What that costs in practice
Numbers make it real.
| Model | Precision | Context | KV cache |
|---|---|---|---|
| Llama-2-7B | FP16 | per token | ~0.5 MB |
| Llama-2-7B | FP16 | ~28k tokens | ~14 GB |
| Llama 3.1 70B | BF16 | 128K, 1 user | ~42.9 GB |
For Llama-2-7B, ~14 GB of cache is roughly the size of the model's own FP16 weights. For Llama 3.1 70B at full 128K context, a single sequence's cache is ~43 GB — and that's before you serve a second user. The pattern: for short prompts, weights dominate memory; for long contexts, the cache dominates, and it's what decides whether the workload fits in VRAM and how fast it runs.
Why a bigger cache means slower tokens
This is the part the title promises, and it comes down to the two phases of inference behaving completely differently.
Prefill — processing your prompt — is compute-bound. The whole prompt goes through in parallel as large matrix–matrix multiplications that saturate the GPU's FLOPs. Cost scales roughly quadratically with prompt length, but the hardware is busy doing math, which is what it's good at.
Decode — generating one token at a time — is memory-bandwidth-bound. Each step does very little math (matrix–vector work for a single new token) but has to stream the model weights and read the entire KV cache out of memory. The GPU isn't limited by how fast it can multiply. It's limited by how fast it can move bytes.
Put those together and the slowdown is mechanical. Every generated token re-reads the whole cache. The cache got bigger when you generated the previous token. More context → more bytes moved per step → fewer tokens per second. The model isn't working harder. It's waiting on memory.

The second tax: concurrency
Bandwidth caps single-stream speed. Capacity caps how many streams you can run at once.
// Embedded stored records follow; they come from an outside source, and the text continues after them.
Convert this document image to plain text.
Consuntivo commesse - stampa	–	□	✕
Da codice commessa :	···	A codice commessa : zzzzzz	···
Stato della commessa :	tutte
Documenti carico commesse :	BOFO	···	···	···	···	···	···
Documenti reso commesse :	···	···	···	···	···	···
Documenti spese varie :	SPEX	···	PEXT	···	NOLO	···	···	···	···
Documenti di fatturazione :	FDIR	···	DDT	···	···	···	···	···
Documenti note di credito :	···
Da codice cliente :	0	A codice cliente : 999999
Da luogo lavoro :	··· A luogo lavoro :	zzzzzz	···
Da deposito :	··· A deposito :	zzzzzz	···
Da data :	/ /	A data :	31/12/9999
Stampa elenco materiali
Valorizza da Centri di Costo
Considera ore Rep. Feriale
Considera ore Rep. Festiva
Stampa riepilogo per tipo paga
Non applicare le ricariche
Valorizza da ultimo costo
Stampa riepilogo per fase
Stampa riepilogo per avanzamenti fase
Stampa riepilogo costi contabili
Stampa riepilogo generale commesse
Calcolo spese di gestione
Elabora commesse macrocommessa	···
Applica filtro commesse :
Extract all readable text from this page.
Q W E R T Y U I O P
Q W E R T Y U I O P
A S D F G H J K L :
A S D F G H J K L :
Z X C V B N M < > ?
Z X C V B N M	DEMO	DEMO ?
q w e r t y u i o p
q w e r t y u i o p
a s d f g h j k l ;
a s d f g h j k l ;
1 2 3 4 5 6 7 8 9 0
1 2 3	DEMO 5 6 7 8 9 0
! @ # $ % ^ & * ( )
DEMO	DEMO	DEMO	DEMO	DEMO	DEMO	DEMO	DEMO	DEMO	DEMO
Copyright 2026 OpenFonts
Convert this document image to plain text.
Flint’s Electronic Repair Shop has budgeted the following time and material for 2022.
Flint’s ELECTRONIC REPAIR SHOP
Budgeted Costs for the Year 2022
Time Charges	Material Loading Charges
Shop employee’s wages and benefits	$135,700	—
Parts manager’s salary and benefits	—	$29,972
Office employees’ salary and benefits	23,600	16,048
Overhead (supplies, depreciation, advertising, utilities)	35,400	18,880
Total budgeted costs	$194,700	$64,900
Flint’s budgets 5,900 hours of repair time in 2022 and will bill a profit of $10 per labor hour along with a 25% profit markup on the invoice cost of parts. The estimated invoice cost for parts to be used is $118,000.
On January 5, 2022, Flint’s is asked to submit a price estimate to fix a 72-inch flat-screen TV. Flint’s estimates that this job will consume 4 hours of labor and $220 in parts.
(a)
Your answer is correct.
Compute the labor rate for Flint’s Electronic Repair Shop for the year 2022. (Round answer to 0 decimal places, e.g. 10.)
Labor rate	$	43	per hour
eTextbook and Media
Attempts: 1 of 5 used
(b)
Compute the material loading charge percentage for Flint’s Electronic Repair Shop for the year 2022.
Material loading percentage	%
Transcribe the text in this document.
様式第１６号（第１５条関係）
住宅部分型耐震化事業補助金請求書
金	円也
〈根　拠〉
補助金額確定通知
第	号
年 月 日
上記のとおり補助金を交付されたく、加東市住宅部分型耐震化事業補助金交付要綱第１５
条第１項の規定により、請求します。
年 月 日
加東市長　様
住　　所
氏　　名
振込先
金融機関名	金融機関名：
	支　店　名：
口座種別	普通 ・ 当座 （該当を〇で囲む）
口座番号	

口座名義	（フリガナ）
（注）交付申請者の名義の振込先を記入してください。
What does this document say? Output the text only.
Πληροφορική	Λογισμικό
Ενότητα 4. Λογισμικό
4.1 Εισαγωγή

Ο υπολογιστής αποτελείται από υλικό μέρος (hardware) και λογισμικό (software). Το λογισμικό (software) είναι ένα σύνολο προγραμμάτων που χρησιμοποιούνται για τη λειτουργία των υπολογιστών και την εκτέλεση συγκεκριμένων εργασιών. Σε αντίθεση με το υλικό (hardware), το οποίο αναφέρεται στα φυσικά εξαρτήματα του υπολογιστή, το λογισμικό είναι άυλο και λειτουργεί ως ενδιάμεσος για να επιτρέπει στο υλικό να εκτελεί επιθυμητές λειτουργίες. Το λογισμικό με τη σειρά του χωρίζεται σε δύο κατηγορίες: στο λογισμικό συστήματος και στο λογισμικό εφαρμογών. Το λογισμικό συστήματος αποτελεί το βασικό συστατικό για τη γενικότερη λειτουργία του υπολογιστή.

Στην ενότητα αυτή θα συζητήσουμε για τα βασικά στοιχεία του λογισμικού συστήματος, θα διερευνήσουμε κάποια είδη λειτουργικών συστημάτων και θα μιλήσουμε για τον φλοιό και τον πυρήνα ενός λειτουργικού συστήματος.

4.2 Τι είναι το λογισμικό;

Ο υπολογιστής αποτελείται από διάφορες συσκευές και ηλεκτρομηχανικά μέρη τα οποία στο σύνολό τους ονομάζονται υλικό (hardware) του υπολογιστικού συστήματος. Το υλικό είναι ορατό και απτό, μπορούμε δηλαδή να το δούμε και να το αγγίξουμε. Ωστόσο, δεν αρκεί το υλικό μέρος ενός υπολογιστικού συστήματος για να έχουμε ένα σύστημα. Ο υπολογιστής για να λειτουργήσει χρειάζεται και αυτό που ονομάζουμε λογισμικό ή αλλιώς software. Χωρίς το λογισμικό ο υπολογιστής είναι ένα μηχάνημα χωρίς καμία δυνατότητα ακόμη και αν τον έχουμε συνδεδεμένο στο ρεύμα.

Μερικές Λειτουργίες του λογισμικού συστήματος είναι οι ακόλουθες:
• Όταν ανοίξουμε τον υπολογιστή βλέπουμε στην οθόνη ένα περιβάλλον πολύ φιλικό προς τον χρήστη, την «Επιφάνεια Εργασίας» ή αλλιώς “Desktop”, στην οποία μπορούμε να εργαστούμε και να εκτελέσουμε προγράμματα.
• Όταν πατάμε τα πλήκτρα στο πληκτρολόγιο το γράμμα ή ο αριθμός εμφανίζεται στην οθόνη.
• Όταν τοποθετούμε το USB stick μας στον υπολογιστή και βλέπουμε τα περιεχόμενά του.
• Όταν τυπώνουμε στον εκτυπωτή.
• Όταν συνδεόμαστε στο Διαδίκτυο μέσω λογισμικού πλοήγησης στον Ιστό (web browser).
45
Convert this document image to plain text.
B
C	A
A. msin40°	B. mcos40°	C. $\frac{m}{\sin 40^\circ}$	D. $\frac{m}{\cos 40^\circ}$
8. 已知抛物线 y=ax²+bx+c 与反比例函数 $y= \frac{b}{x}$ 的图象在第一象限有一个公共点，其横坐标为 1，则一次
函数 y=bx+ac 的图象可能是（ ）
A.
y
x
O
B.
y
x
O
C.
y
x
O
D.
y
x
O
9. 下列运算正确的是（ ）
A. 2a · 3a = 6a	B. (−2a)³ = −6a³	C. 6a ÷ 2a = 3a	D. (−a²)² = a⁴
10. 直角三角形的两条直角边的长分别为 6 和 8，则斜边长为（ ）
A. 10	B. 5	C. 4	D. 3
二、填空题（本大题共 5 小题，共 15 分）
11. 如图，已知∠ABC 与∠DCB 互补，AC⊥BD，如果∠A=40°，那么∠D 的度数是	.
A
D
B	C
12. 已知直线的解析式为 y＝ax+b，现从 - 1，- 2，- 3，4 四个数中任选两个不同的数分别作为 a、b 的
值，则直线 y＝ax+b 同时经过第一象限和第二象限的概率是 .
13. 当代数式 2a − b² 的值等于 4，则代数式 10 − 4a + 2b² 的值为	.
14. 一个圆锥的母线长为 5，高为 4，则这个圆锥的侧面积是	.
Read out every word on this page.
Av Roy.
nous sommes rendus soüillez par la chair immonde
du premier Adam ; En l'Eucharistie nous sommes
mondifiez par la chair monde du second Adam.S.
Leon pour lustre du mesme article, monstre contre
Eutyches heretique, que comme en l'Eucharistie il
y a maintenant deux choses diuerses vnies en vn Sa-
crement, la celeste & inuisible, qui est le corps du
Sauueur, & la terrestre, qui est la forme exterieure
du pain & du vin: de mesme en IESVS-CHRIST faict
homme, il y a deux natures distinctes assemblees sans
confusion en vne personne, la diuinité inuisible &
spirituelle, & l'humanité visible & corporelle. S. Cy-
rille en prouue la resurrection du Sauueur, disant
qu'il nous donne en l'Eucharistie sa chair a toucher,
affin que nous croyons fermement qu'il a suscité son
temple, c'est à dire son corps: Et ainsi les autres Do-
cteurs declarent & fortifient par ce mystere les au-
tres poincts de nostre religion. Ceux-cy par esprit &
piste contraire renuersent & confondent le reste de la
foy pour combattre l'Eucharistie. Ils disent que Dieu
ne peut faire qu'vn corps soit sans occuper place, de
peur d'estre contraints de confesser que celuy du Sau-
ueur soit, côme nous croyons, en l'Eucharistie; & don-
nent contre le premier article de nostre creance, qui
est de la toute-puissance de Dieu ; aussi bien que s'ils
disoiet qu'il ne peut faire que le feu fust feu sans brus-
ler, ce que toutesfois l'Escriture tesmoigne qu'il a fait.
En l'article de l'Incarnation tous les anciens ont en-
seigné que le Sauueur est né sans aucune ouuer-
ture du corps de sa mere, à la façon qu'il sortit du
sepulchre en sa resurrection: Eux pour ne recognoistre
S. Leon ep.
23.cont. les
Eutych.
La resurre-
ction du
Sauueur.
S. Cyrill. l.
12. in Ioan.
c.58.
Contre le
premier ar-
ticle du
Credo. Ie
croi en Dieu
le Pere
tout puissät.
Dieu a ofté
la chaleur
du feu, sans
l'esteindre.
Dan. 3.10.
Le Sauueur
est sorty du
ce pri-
The cache shares VRAM with the weights, so every gigabyte of cache is a gigabyte you can't spend on batching more users or allowing longer contexts. That's why a server comfortable with 50 short-prompt users can choke on 10 long-context ones — same model, the cache just ate the headroom.
How people fight the cache
Every serious optimization targets a specific term in that formula, or the bandwidth it implies.
| Technique | What it attacks | Effect |
|---|---|---|
| Grouped-Query Attention (GQA) | num_kv_heads | Query heads share fewer KV heads (e.g. 32 → 8) for a ~4× smaller cache with negligible quality loss. Standard across all Llama 3 sizes. |
| Multi-head Latent Attention (MLA) | num_kv_heads / head_dim | Stores a small latent vector per token and reconstructs K/V on the fly. ~10× smaller cache; used in DeepSeek-V3. |
| PagedAttention (vLLM) | wasted / fragmented memory | Manages the cache in fixed-size blocks like OS paging. Cuts waste from 60–80% down to under 4%, for 2–4× throughput at the same latency. |
| Prefix caching | recompute of shared prefixes | Reuses the KV blocks of an identical prompt prefix across requests. Big win for system-prompt-heavy and agentic workloads. |
| KV quantization / offload | bytes_per_element / location | FP8 or INT4 cache, or spilling to CPU memory — trade precision or bandwidth for capacity. |
GQA and MLA shrink the cache at the architecture level, so you inherit them by picking the right model. PagedAttention and prefix caching are properties of your serving stack — vLLM and SGLang hand them to you. Quantization and offload are the knobs you turn when you're out of VRAM and willing to trade.
The mental model to keep
Context length is a memory-bandwidth tax, and you pay it on every single generated token. That reframes a few decisions. Trimming dead context isn't only about token cost — it directly buys decode speed. Reusing a fixed system-prompt prefix is worth engineering around. And when you pick a serving stack, you're really choosing how well it manages this one cache. The model's quality lives in the weights; your latency lives in the cache.
References
- Pierre Lienhart — LLM Inference Series: 3. KV caching explained
- Spheron — KV Cache Optimization Guide
- Towards Data Science — Prefill Is Compute-Bound. Decode Is Memory-Bound.
- Kwon et al. — Efficient Memory Management for LLM Serving with PagedAttention (vLLM), arXiv:2309.06180
- DeepSeek-AI — DeepSeek-V3 Technical Report, arXiv:2412.19437
- IBM — What is grouped-query attention (GQA)?